Compared to last year, this year’s protest was positively laid back. There were no arrests, a few scuffles and no damage to property. Why? Well, the EDL and the counter-protests were here in far fewer numbers than last year. My headcount put the EDL’s presence at well below 300, and the counter-protesters at fewer still.

The police easily outnumbered both of these combined. West Midlands Police were joined by Thames Valley, the MET, West Mercia and Warwickshire, but most of these were not used, they simply sat round in holding areas…looking bored. So there was far less opportunity for those who wanted to cause trouble. In fact, individuals from both sides ‘raided’ the other’s demonstrations at various points to hurl abuse, but the police dealt with them quickly and effectively, and so never allowed trouble to flare up. Incidentally, no riot police but lots and lots of blue-jacketed ‘police liaison officers’ who did a good job, with a ‘softly, softly’ approach. This tactic seemed to give no-one anything to fight. My own experience of police liaison officers has left me more than a bit suspicious of them, but hey, credit where it’s due.

Ok, so let me talk about EDL. No, I don’t agree with them. At all. But there were some positives, there was competent and friendly media team – I’ve attached a PDF of their media briefing. Also, I personally saw their stewards working hard to calm down some of the hot-heads intent of breaching police lines and get to the counter-protests.

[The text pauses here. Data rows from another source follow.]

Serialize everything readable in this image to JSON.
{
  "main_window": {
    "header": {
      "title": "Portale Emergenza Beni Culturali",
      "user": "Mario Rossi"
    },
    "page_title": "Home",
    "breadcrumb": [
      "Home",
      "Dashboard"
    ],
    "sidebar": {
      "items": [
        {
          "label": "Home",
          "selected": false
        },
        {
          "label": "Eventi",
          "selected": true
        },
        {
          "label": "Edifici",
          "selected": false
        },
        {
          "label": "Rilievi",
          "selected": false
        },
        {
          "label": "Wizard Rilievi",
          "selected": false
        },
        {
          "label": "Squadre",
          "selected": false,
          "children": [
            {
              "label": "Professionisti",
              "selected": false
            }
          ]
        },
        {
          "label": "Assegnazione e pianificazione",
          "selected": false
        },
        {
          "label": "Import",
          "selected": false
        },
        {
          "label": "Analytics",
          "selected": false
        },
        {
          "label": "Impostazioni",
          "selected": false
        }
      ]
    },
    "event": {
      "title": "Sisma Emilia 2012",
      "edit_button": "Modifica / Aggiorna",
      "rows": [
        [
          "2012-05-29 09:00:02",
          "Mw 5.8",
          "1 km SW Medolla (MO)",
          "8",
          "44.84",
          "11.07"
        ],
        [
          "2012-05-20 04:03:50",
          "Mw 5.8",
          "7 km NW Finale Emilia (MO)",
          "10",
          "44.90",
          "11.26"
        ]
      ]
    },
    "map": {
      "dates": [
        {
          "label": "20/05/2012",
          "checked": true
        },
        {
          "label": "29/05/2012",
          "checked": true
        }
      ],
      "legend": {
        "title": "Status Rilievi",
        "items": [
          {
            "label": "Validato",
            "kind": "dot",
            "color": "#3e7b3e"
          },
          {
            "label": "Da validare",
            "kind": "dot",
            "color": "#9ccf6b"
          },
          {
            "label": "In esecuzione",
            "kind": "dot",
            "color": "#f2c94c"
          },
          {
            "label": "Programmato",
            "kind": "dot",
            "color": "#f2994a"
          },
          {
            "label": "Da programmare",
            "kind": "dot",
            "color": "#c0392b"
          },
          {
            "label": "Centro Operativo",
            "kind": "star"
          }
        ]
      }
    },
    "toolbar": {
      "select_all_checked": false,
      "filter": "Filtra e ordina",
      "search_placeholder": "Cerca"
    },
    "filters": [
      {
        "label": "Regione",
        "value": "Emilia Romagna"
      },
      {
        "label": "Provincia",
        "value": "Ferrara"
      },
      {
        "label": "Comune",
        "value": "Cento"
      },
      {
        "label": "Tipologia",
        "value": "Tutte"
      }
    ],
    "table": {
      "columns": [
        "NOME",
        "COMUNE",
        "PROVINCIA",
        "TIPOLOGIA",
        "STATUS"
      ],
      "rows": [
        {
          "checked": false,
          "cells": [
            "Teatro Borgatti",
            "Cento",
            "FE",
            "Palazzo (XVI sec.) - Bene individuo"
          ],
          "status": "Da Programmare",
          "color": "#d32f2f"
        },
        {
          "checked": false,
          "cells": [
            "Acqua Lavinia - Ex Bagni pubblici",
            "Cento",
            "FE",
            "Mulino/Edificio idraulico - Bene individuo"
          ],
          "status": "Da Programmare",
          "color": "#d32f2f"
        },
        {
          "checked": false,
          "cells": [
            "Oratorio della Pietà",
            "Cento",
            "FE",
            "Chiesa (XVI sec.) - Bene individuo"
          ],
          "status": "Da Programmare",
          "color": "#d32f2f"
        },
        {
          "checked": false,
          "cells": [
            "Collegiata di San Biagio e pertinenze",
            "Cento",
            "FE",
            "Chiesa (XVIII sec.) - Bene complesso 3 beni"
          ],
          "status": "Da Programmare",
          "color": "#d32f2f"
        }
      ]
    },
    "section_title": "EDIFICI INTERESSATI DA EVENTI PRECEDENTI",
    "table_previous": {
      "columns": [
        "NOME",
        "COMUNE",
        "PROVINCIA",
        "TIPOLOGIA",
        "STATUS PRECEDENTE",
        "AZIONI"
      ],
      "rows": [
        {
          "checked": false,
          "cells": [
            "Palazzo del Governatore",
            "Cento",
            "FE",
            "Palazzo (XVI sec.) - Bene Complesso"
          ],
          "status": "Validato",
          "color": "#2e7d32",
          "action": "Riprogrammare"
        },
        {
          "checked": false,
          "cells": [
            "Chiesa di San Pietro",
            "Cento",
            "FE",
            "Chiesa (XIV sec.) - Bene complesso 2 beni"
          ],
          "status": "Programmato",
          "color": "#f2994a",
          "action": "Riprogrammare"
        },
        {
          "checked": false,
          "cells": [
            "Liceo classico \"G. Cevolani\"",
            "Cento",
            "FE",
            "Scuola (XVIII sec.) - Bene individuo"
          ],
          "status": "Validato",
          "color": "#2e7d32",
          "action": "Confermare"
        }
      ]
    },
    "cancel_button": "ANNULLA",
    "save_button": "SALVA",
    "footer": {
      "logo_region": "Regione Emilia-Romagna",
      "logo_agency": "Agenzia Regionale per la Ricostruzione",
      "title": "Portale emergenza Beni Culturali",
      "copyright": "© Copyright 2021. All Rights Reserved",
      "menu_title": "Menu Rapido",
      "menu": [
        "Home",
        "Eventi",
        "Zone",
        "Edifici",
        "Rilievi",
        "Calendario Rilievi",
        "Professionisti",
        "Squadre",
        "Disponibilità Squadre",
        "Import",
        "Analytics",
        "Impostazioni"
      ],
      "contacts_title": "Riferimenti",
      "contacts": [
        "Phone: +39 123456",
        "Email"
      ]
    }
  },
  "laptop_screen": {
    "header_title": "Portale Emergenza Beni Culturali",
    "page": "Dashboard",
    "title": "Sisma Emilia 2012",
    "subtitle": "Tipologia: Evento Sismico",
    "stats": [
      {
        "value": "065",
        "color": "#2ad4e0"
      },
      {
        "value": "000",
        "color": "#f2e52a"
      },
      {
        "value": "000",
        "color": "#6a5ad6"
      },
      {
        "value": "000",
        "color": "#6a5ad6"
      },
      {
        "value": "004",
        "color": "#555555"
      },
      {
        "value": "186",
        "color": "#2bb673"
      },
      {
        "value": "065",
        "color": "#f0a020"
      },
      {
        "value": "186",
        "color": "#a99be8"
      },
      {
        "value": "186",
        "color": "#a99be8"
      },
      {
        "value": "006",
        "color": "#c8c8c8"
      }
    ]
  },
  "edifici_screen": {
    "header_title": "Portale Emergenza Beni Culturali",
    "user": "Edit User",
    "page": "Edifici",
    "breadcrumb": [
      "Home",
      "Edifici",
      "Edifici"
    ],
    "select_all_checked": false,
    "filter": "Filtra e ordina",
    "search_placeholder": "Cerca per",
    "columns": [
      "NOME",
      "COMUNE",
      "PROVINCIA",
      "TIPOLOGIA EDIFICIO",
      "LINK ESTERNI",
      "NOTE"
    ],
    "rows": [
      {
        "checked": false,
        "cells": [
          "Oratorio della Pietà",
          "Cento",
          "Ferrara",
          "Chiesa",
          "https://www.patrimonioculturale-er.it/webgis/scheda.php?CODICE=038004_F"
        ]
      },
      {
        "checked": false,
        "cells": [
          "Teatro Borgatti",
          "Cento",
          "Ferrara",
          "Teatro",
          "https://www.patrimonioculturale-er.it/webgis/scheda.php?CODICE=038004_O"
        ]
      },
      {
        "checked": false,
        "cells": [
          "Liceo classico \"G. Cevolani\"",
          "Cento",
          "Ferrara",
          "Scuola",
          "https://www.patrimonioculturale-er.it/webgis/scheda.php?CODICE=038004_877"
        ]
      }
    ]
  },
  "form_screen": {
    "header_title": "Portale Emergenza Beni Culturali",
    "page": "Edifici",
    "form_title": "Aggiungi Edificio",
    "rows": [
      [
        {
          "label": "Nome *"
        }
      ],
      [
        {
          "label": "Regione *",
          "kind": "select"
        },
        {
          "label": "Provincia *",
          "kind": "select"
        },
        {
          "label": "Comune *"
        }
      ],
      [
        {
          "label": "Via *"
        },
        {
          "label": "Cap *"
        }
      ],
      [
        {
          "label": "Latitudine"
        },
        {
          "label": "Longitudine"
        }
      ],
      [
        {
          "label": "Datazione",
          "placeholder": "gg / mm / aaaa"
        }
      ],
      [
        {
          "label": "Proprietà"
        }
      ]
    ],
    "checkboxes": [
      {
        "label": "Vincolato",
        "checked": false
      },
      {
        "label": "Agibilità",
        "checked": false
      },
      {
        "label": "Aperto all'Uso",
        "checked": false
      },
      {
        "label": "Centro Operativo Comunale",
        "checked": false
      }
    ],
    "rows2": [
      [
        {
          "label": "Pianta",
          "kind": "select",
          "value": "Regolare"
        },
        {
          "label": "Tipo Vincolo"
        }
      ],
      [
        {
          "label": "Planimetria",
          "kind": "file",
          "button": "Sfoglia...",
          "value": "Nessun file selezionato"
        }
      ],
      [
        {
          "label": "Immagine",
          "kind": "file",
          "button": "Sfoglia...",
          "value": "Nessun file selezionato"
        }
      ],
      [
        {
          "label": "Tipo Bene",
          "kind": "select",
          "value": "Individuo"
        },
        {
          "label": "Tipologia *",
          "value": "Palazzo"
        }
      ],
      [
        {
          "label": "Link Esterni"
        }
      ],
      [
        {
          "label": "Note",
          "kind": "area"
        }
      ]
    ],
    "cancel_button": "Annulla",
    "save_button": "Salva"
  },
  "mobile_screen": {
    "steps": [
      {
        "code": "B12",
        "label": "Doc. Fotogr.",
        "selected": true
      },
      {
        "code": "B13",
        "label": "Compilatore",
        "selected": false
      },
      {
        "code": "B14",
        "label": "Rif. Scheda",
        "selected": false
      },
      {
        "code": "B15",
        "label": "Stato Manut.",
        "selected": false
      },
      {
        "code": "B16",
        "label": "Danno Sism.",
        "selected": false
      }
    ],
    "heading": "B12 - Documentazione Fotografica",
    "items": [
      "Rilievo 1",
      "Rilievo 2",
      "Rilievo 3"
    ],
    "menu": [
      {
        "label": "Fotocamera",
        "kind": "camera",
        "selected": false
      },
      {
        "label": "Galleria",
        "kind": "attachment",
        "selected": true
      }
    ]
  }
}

And now to the negative. Their chanting was openly abusive and indicative of their visceral and unreasoned hatred of Islam. For instance, the main stage at the demonstration was decorated with a number of placards one of which said more than 90 percent of paedophile groomers are muslim. I spoke to a very pleasant and thoughtful member of the media team and asked him where their figures had come from. After a little prevarication he said that this was taken from the Rotherham case. So the placard was an unreasonable statistical projection. And that is the problem with EDL’s case, is that they cherry-pick the worst cases of a Muslim minority and apply them to all Muslims. Broadly, the EDL came across as pissed up, abusive and spoiling for a fight.

But it made me think of my own research into deviance and protest. The theory is this there are three concentric rings of dissent within the public sphere. In the inner circle there is an accepted sphere of of common sense – things we all supposedly agree on (e.g. murder is bad). Outside of this there is a circle of accepted debate. – things we’re willing to talk about (e.g. fracking is bad).Outside this there is an area of deviance in which the ideas are not presented for debate. EDL sits in this zone, as do UKIP…except the latter now has a member of parliament. So, should we be accepting EDL’s ideas into the ‘zone of accepted debate’. I’m not sure, although UKIP are forcing our hands, and anyway I think there are real dangers in ignoring their point of view, even if we don’t agree with it. However, I don’t think it would help in EDL’s case, because, what I saw on Saturday makes me believe (and this is just my opinion) that these people enjoy being deviant – i.e. they like being outsiders. So if it’s not this, it will be something else.

It was interesting watching the pre-demonstration gathering on Broad Street, where much of the chanting was aimed at the assembled media; there was no-one else to chant at, so what was the point…self-identification, self-definition, group-identification? Again, this is just my opinion. If this is true then, letting them protest in the middle of Birmingham is a useful and arguably necessary act, it allows them to shout.
I think this is also evident in the counter-protests. Incidentally, both sides had young men who insisted on masking up. Why? (there was no Section 60 in place preventing this, another good call by the police IMO).

So where does that leave us? Are we seeing the globalized right-wing moving from the streets to ballot box? Is this a good thing? Is this yet another sign that democracy as we knew it is failing in the face of increased individualisation and networking?